MOTHERS giving birth at the Capital’s flagship hospital have given glowing reviews of care at the facility – despite rating the cleanliness of its toilets as among the worst in Scotland.
According to the largest study of its kind in Scotland in 15 years, the vast majority of new mums praised standards they experienced at the Royal Infirmary – although concerns were raised in a series of key areas including cleanliness and help with breast feeding.
More than 90 per cent of mums who gave birth at the hospital said they had received “excellent” or “good” care in the lead-up to giving birth, with 94 per cent also happy with their treatment while in labour.
More patients saw the same midwife in every antenatal check-up in Lothian, which do not necessarily take place in a hospital setting, than in any other part of Scotland, while almost eight in ten pregnant mums – significantly more than the national average – said they were able to move about during labour to choose their most comfortable position while at the Royal.
However, major areas of concern were also highlighted, with just half of those taking the survey describing the toilets and bathrooms in the hospital as “very clean”. Only two other Scottish hospitals – the Aberdeen Maternity Hospital and the Southern General in Glasgow – recorded worse scores.
The Scottish Government-commissioned probe also revealed the Royal Infirmary is performing poorly in some areas of post-natal care, compared to the rest of Scotland.

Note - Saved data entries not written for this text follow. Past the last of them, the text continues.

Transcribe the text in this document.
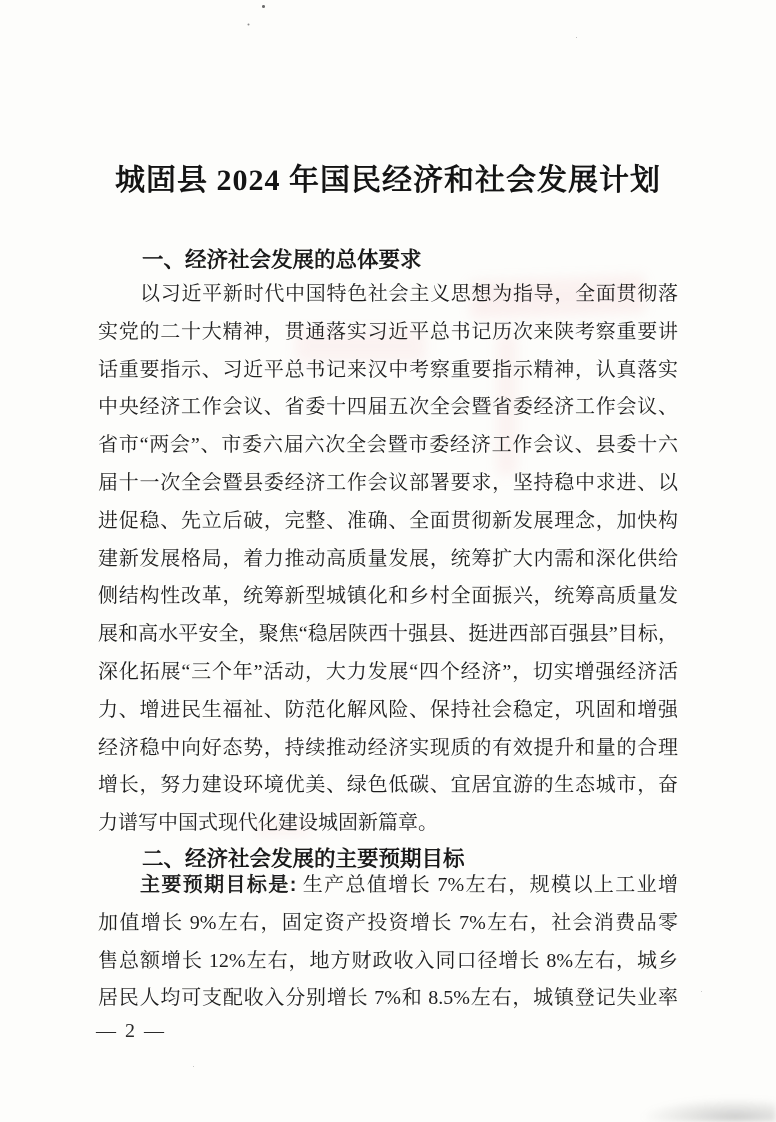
城固县 2024 年国民经济和社会发展计划
一、经济社会发展的总体要求
以习近平新时代中国特色社会主义思想为指导，全面贯彻落
实党的二十大精神，贯通落实习近平总书记历次来陕考察重要讲
话重要指示、习近平总书记来汉中考察重要指示精神，认真落实
中央经济工作会议、省委十四届五次全会暨省委经济工作会议、
省市“两会”、市委六届六次全会暨市委经济工作会议、县委十六
届十一次全会暨县委经济工作会议部署要求，坚持稳中求进、以
进促稳、先立后破，完整、准确、全面贯彻新发展理念，加快构
建新发展格局，着力推动高质量发展，统筹扩大内需和深化供给
侧结构性改革，统筹新型城镇化和乡村全面振兴，统筹高质量发
展和高水平安全，聚焦“稳居陕西十强县、挺进西部百强县”目标，
深化拓展“三个年”活动，大力发展“四个经济”，切实增强经济活
力、增进民生福祉、防范化解风险、保持社会稳定，巩固和增强
经济稳中向好态势，持续推动经济实现质的有效提升和量的合理
增长，努力建设环境优美、绿色低碳、宜居宜游的生态城市，奋
力谱写中国式现代化建设城固新篇章。
二、经济社会发展的主要预期目标
主要预期目标是: 生产总值增长 7%左右，规模以上工业增
加值增长 9%左右，固定资产投资增长 7%左右，社会消费品零
售总额增长 12%左右，地方财政收入同口径增长 8%左右，城乡
居民人均可支配收入分别增长 7%和 8.5%左右，城镇登记失业率
— 2 —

Almost four out of ten new mums felt that they had not always been given relevant information about feeding their baby – almost ten per cent below the Scottish average – while only half said they had always been offered consistent advice on the issue.
Only 51 per cent of mums, nine per cent under the national average, said they were properly prepared for emotional changes, such as post-natal depression, that they might experience.
Health bosses today declared themselves satisfied with many of the findings, but vowed to take action in the areas in which they had ranked poorly. Labour Lothians MSP Sarah Boyack welcomed the fact that new mothers reported positive experiences but said the report showed the Royal Infirmary was “lagging behind” the national average in key areas.
“More generally, the report flags up issues in departments other than maternity like the cleanliness of the toilets which are symptoms of stretched staff resources,” she said.
The results of the survey come as Lothian health bosses face growing demand and a staff shortage in its maternity services. Although two-thirds of women who ended up giving birth at the Royal were offered a choice of hospitals to have their baby in, pressures at the hospital have seen mums diverted to St John’s Hospital at short notice in increasing numbers.
Sarah Ballard Smith, NHS Lothian’s nurse director, said: “Measuring feedback from patients plays an important role in the ongoing improvement of our services, and it is important that we listen to what our patients are telling us.
“Many of the results for the Royal Infirmary of Edinburgh and St John’s Hospital in Livingston are higher than the national average. However we recognise there is still room for improvement. We have taken the feedback about bathrooms on board and we will address the area immediately and use the results constructively to help shape our services.”
‘Midwives like friends,’ says Jill
Jill Paterson was in the Royal Infirmary for 12 weeks after complications with her pregnancy due to diabetes and high blood pressure. The 30-year-old gave birth to a healthy son, Joey, in April last year.
She said: “To be honest, they were absolutely brilliant. The midwives were all really chatty – after the 12 weeks I felt like they’d become friends.”